Learn from the Sweden: Public transport is lasting solution to pollution, congestion

Swedish example shows that lasting solution to congestion and pollution lies in sustainable public transport

By: | Updated: April 9, 2016 1:14 PM

In a 2015 report, the World Bank stated that "urbanisation leads to concentration of economic activity, improves productivity and spurs job creation, specifically in manufacturing and services." In doing so, the report added, urbanisation had the “potential to transform economies to join the ranks of richer nations in both prosperity and liveability.” Statistics support the above point. Over 54% of the world’s population now lives in urban areas, accounting for 80% of GDP. Yet these same cities also consume two-thirds of the global energy and account for 70% of GHG emissions. Herein lies the paradox. Growth and environmental sustainability, on which there is now consensus, has to be a dual goal, achieved not in sequence but in parallel.

The Indian urbanisation process has not escaped this paradox—cities that are proxies for economic growth have also become centres of air pollution that threatens to undermine the benefits of growth. One particular challenge that best articulates the above paradox is that of achieving urban mobility while minimising environmental damage.

According to the Central Pollution Control Board, the transport sector contributes more than 30% of the ambient air quality in major Indian cities. How can this challenge be addressed?

The answer lies in creating sustainable and clean public transport solutions for urban mobility here and now. To take it one step further, this means creating a public transport system which is green and moves towards using non-fossil-based renewables, such as ethanol, as well as rapidly building supporting infrastructure for the same.

Take buses, for example, which are are likely to a play a crucial role in mobility solutions, since they allow greater flexibility, are cost-effective and offer space efficiency. At the moment, for buses to function well, cities need bus infrastructure. This includes bus stations, depot facilities, workshops and bus shelters. This issue is alarming in Delhi, where not enough space has been allocated to park buses. The second aspect is the need to introduce new generation of technologies and fuels. For example, bioethanol. In 2009, India set a goal to reach 20% biofuels in the transport sector by 2017—we have just one more year to achieve this target. However, despite the current law of 7%, we have still not achieved even 5%. Biofuels have a great potential in India. If the country can shift up to 14% of its current fossil-based energy mix to biofuels in the next decade, it would boost the economy and provide support to the target of inclusive growth.

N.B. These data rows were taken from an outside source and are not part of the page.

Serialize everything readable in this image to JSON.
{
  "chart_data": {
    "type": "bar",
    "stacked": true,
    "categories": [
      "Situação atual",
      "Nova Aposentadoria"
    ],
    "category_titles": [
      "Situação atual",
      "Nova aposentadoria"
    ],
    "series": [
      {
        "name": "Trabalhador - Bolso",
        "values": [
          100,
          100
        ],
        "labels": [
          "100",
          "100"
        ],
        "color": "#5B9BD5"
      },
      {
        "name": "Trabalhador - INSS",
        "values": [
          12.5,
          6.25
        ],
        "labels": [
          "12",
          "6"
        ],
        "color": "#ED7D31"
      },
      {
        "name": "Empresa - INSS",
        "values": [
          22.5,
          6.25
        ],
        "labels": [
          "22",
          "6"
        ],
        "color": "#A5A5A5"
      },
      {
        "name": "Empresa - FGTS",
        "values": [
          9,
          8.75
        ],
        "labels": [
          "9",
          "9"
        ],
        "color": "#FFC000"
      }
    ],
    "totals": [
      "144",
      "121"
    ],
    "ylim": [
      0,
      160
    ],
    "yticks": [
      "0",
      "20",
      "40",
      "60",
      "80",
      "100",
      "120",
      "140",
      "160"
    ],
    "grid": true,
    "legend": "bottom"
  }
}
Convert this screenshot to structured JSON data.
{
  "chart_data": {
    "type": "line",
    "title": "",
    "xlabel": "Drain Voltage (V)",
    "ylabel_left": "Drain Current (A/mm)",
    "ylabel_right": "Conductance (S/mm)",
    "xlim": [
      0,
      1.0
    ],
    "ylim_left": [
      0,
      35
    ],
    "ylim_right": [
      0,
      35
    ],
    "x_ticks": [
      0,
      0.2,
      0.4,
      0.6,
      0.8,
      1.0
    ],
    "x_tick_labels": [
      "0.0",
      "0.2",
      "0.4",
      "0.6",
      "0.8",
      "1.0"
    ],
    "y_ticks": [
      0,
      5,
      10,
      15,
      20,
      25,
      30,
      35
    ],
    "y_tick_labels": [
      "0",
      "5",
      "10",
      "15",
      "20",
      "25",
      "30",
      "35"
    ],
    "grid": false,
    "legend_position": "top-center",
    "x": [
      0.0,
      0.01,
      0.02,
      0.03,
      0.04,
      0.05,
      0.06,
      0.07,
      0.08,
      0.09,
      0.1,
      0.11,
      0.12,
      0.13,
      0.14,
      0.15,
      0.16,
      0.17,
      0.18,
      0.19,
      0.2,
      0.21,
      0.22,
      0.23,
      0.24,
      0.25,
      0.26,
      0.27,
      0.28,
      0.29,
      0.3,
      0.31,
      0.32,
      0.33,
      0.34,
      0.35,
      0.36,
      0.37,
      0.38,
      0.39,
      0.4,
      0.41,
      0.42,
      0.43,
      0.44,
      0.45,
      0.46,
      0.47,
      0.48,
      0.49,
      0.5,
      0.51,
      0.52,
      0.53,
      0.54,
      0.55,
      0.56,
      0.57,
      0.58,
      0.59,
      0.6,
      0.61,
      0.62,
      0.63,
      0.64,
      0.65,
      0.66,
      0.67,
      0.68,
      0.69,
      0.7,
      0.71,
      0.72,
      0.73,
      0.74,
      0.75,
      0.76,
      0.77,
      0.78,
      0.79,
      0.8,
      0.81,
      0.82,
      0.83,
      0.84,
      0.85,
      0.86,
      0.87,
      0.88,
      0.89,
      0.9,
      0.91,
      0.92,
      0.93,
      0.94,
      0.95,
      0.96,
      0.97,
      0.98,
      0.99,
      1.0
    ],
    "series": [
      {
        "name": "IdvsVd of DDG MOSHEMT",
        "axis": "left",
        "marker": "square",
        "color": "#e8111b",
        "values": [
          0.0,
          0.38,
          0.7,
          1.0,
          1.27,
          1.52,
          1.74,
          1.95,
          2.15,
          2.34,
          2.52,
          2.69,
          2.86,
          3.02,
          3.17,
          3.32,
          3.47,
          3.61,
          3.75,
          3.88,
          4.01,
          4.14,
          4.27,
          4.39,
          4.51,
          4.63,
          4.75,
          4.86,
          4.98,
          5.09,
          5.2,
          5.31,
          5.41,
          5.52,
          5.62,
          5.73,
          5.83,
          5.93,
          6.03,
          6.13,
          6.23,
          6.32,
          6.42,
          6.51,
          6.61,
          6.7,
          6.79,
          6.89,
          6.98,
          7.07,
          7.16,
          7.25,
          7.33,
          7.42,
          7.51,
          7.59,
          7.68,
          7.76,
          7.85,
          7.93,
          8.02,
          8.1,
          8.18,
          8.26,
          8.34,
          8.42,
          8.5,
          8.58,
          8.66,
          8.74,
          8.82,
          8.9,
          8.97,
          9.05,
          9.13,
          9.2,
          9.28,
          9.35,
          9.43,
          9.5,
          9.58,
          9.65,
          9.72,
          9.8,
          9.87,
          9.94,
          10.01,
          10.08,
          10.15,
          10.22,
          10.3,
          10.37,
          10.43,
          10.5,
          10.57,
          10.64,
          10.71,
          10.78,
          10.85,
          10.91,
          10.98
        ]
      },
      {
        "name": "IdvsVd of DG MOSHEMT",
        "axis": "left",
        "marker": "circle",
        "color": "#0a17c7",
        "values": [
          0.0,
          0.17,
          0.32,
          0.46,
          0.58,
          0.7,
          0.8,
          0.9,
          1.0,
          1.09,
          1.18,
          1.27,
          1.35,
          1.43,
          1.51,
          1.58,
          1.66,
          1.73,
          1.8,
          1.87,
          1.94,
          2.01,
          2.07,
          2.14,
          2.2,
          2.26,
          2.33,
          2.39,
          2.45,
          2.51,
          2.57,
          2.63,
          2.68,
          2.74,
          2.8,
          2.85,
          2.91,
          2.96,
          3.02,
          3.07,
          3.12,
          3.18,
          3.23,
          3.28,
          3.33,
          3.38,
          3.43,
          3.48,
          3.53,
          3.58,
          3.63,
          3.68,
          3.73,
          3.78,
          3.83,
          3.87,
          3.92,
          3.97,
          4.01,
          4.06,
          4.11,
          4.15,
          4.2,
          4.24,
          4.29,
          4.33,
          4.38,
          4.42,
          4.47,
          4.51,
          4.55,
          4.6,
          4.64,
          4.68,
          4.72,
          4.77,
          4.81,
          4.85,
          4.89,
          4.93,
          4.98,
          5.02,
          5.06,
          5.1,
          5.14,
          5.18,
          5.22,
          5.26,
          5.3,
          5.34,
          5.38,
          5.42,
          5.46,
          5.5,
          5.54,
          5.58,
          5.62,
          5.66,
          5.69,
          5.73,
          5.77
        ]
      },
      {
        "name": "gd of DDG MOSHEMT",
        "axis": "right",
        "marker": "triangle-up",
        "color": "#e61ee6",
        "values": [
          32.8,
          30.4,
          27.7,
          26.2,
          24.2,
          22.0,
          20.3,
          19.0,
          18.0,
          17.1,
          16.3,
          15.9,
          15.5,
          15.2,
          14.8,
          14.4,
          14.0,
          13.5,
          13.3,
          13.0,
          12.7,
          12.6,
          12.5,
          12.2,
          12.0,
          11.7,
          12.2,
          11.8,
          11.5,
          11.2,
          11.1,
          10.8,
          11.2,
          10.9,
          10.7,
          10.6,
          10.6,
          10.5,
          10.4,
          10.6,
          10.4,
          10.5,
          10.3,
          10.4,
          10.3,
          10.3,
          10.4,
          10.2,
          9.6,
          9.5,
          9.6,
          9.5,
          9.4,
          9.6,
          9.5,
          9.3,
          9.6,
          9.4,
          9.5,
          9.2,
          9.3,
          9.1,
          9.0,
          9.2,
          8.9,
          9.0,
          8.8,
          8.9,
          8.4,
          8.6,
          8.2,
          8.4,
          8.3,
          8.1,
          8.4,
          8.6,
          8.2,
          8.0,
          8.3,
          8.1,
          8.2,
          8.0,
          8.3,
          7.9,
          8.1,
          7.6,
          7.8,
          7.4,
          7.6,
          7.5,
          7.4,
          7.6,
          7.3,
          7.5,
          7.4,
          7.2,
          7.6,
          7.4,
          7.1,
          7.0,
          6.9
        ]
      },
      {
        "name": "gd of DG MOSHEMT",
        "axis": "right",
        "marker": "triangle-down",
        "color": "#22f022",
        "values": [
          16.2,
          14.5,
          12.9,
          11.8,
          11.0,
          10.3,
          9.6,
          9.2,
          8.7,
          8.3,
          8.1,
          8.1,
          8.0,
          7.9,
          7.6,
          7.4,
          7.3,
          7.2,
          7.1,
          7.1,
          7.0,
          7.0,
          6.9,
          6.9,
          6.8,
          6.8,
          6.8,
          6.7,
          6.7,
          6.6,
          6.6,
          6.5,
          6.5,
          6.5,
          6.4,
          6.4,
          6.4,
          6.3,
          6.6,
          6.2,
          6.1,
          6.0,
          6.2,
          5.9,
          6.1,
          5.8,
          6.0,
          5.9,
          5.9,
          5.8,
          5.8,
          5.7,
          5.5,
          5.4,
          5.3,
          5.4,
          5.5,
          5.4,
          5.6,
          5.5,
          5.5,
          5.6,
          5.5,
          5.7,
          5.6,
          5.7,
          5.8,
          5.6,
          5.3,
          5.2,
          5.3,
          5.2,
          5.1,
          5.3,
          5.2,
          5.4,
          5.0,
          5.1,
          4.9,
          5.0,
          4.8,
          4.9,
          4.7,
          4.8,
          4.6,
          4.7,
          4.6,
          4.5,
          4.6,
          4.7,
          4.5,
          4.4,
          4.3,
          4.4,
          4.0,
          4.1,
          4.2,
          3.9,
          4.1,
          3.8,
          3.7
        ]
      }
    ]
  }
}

There are successful examples—in Europe and even in emerging markets—from which Indian cities can learn. In the 1970s, Sweden was the most oil-dependent country in the industrial world. Since then, oil dependency for heating and electricity production has been reduced by 90%, bringing down carbon dioxide and sulphur emissions to the levels before World War I. Biofuels have played a critical role in this shift. Today, around 30% of Swedish energy use comes from biofuels. Sweden also has the largest ethanol bus fleet in the world, with over 600 buses running on ED95, mainly in Stockholm. Dozens of municipalities have started producing biogas from sewage, which is a menace in India. Similar models can be replicated here.

In Sweden, the shift to sustainable transport solutions was made possible by the government, industry and citizens working together. For example, in order to encourage biofuel transport, a number of government incentives were put in place. Biofuels were exempted of the CO2 and energy taxes in Sweden until 2009. This resulted in a 30% price reduction at the pump of E85 fuel over gasoline and 40% for biodiesel. A major driver of the shift has been political ambition and will—fossil-free public transport in Stockholm and the goal of 75% of the bus traffic to be run on biofuels by the end of 2016—leading to clear formulations in public procurement tenders for buses with requirements for biofuels.

On the demand side, there have been local initiatives where investment support has been given—such as the Clean Truck and other funds mainly used for infrastructure investment. Flexifuel vehicle owners get a SEK 10,000 (about $1,300) bonus, exemption from the Stockholm congestion tax, up to 20% discount on auto insurance, free parking space and lower annual registration taxes, and then there is a 20% tax reduction for flexifuel company cars. The government also ruled that 25% of their vehicle purchases (excluding police, fire and ambulance vehicles) must be alternative fuel vehicles. By the first few months of 2008, this package resulted in sales of flexifuel cars forming 25% of new car sales. This illustrates that an initiative connected with the fuel is the most successful since it is long-term and technology-neutral.

For India to voluntary shift to renewable fuel-based transport, the government’s enabling role will be crucial—industry and consumers will follow. It is only when this joint effort is operationalised will Indian cities continue to be growth engines.